Halloween has always been a fun and exciting holiday for children everywhere! It is estimated that almost 94 percent of children between the ages of four and twelve will participate in some type of Halloween activities in a normal year. Picking out the perfect costume, carving pumpkins, and trick or treating for candy makes Halloween one of the most popular holidays besides Christmas.
Even though we are currently in the midst of a pandemic, some parents are still going to set up neighborhood trick or treating events. Parents should ensure that strict health and safety guidelines are followed to keep kids safe. Besides the obvious dangers, such as navigating this virus safely, pedestrian accidents and potential poisonous treats, many child predators use this time of year to try and entice unsuspecting children into their homes. By teaching children a few safety tips, parents can ensure that their children have a fun and safe Halloween! Here is a suggested safety checklist to follow in addition to additional measures recommended by your local and state officials.
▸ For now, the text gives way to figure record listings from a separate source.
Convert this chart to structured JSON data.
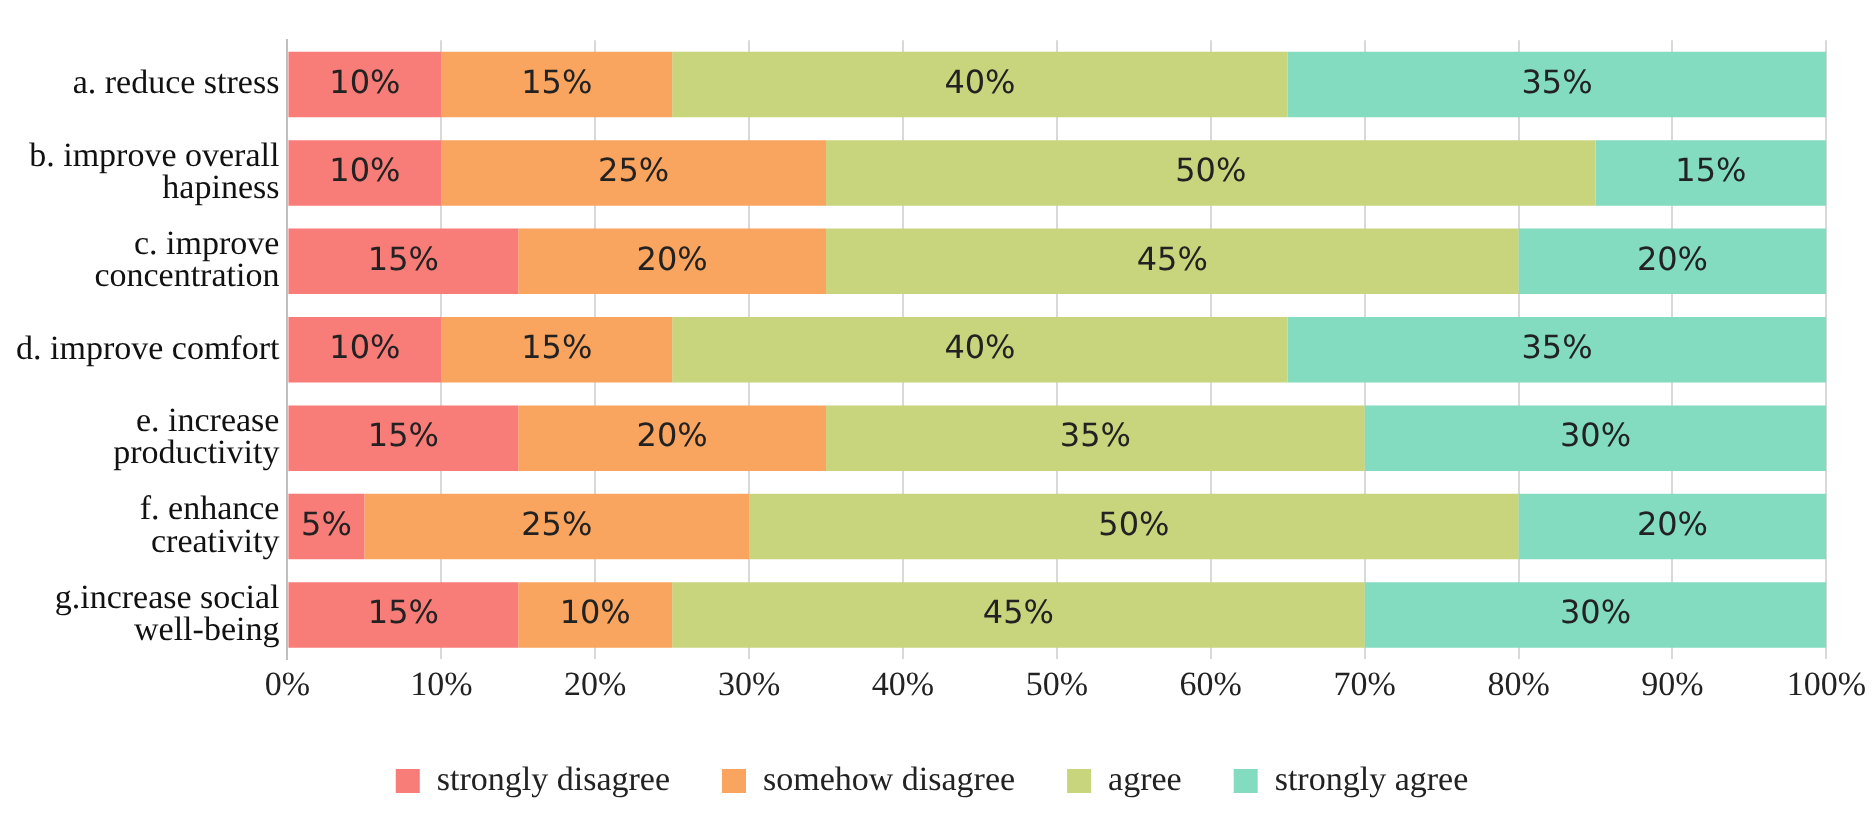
{
  "chart_data": {
    "type": "bar",
    "orientation": "horizontal",
    "stacked": true,
    "categories": [
      "a. reduce stress",
      "b. improve overall hapiness",
      "c. improve concentration",
      "d. improve comfort",
      "e. increase productivity",
      "f. enhance creativity",
      "g.increase social well-being"
    ],
    "series": [
      {
        "name": "strongly disagree",
        "color": "#f87c78",
        "values": [
          10,
          10,
          15,
          10,
          15,
          5,
          15
        ],
        "value_labels": [
          "10%",
          "10%",
          "15%",
          "10%",
          "15%",
          "5%",
          "15%"
        ]
      },
      {
        "name": "somehow disagree",
        "color": "#f9a45f",
        "values": [
          15,
          25,
          20,
          15,
          20,
          25,
          10
        ],
        "value_labels": [
          "15%",
          "25%",
          "20%",
          "15%",
          "20%",
          "25%",
          "10%"
        ]
      },
      {
        "name": "agree",
        "color": "#c8d57d",
        "values": [
          40,
          50,
          45,
          40,
          35,
          50,
          45
        ],
        "value_labels": [
          "40%",
          "50%",
          "45%",
          "40%",
          "35%",
          "50%",
          "45%"
        ]
      },
      {
        "name": "strongly agree",
        "color": "#83dbc0",
        "values": [
          35,
          15,
          20,
          35,
          30,
          20,
          30
        ],
        "value_labels": [
          "35%",
          "15%",
          "20%",
          "35%",
          "30%",
          "20%",
          "30%"
        ]
      }
    ],
    "xlim": [
      0,
      100
    ],
    "xticks": [
      {
        "value": 0,
        "label": "0%"
      },
      {
        "value": 10,
        "label": "10%"
      },
      {
        "value": 20,
        "label": "20%"
      },
      {
        "value": 30,
        "label": "30%"
      },
      {
        "value": 40,
        "label": "40%"
      },
      {
        "value": 50,
        "label": "50%"
      },
      {
        "value": 60,
        "label": "60%"
      },
      {
        "value": 70,
        "label": "70%"
      },
      {
        "value": 80,
        "label": "80%"
      },
      {
        "value": 90,
        "label": "90%"
      },
      {
        "value": 100,
        "label": "100%"
      }
    ],
    "grid": "x",
    "legend": "bottom"
  }
}
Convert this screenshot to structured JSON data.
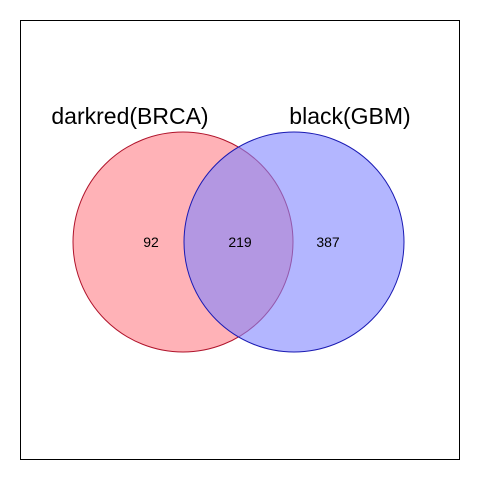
{
  "chart_data": {
    "type": "venn",
    "sets": [
      {
        "label": "darkred(BRCA)",
        "fill": "#ff7f87",
        "stroke": "#b0132b",
        "fill_opacity": 0.6
      },
      {
        "label": "black(GBM)",
        "fill": "#8085ff",
        "stroke": "#1a1ab3",
        "fill_opacity": 0.6
      }
    ],
    "counts": {
      "only_a": "92",
      "intersection": "219",
      "only_b": "387"
    }
  },
  "colors": {
    "frame": "#000000",
    "background": "#ffffff",
    "overlap": "#a87bc8"
  }
}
1. NEVER allow young children to go out alone! Even if they want to go with a group of their friends, young children under the age of 12 should ALWAYS be accompanied by an adult. Older children should go as a group and stay together at ALL times!
2. Choose light or brightly colored flame retardant costumes so the child can be seen by drivers. Add reflective tape and have them carry a glow stick or flashlight to increase visibility. Choose face paint instead of masks so that the child’s vision won’t be obstructed.
3. Only trick or treat in familiar neighborhoods with well-lit streets. Avoid dark streets and secluded homes.
4. ALWAYS walk a young child to the door to receive their goodies and NEVER allow a child to enter someone’s home for any reason.
5. Children should be taught to walk on the sidewalks and use crosswalks. Children under 12 should not cross the street without an adult.
6. If your child is going as part of a group, make sure they know their home phone number and address in case they become separated from the group. Make sure someone in the group has a cell phone. Also teach them how and when to call 911.
7. Teach your child not to approach anyone in a vehicle who tries to call out to them. Tell them to back away from the car and quickly go towards the nearest adult with children.
8. Tell them to scream loudly “Call the Police! Someone please help me!” if someone tries to grab them away from their group. Have someone in the group carry a loud whistle to blow, if they are attacked, and tell all the kids to yell for help and fight back if someone is trying to abduct one of them.
9. *Best recommendation - Instead of going house to house on unfamiliar streets, consider organizing a block party with your neighbors where the kids could stay in your immediate area and have fun.
10. Check all of your child’s treats for signs of tampering before allowing them to eat any of the goodies. If it is unwrapped, faded, smells funny or just doesn’t look right – THROW IT AWAY!
Child safety is important every day of the year and parents should be vigilant at all times. But on a night like Halloween, parents really need to be aware of their surroundings and know that some child predators have planned for months on how they will take advantage of a child. Many police agencies visit known sex offenders prior to Halloween night to remind them not to decorate or give out candy. Sadly, not all sex offenders are properly registered and some will slip through the cracks waiting to strike again.